Une fois ma soeur partie et la porte d'entrée claquée, je m'active plus rapidement encore avec les assiettes et l'eau mousseuse. Tout dégouline entre mes doigts. Le savon glisse sous forme de bulles blanches qui éclatent contre ma peau. Elles sont rapidement trainées de force par le courant de la petite eau qui suinte du robinet.

Et l'eau chaude fait du bien à mon corps. Elle lave, nettoie et désincruste aussi bien ma peau sombre que les assiettes pâles. Mes mains brunes rougoies légèrement. Des mains humaines qui n'ont rien fait quand elles ont croisées le chemin d'un corps ayant besoin d'aide...

Et je ferme les yeux quand un souvenir jaillit entre deux bulles explosées contre mes doigts dans un petit «poc» presque inaudible.

"-Humain, Myla, c'est avoir constamment mal. Humain, Myla, c'est vivre dans la souffrance. Tomber, se relever seul et écorché devant tous ces gens qui rigolent.
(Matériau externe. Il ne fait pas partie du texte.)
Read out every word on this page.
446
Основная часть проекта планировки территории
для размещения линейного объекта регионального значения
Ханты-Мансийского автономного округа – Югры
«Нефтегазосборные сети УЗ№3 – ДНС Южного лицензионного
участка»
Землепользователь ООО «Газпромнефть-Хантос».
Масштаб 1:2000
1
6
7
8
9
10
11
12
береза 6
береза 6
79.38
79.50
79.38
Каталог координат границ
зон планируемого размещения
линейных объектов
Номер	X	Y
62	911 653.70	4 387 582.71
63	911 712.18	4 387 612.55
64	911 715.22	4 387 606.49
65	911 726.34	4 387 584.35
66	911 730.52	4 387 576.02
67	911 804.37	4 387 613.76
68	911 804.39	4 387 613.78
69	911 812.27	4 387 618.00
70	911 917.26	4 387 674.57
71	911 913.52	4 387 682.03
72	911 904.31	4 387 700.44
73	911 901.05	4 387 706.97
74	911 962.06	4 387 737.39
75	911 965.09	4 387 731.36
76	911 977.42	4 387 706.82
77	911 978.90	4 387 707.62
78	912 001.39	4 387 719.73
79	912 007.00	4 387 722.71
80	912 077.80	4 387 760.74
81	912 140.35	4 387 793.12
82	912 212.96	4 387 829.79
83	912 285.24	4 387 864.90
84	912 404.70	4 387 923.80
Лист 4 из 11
C'est lever la tête et cacher ses blessures en se disant courageux. Humain Myla, c'est être courageux ! Et le courage c'est difficile parce qu'au fond, il ne dure pas éternellement. Car enfin, humain, ma Myla, c'est accepter d'être éphémère.

Tu t'es tue. Tu n'as rien dit et tu as souri. Tes yeux ont mouillé puis pleuré. Tu avais sur ton visage, un air horrifié que je n'ai pas pris le temps d'étudier.

-Des humains éphémères.

Tu as repété plusieurs fois cette phrase, puis tu m'as serrée dans tes doux bras si réconfortants. Des bras que j'aimais tant avoir autour de mon petit corps tout chétif...

-Retiens, humain éphémère, ma Myla, car quand tu l'oublieras, tu seras de ceux qui rient quand l'autre pleure et s'écroule par terre. Tu seras inhumaine, toujours et à jamais éphémère, mais inhumaine. Et ce genre de chose ne devrait pas exister.

Je t'ai serré plus fort dans mes bras. Ton contact était si bon ! Je pensais en cet instant que tu nous imaginais, toi et moi, seules contre l'univers entier. Comme deux héroïnes se battant pour le bien. Et j'étais si fière d'être à tes côtés, d'être aussi forte que toi, d'être humaine et éphémère !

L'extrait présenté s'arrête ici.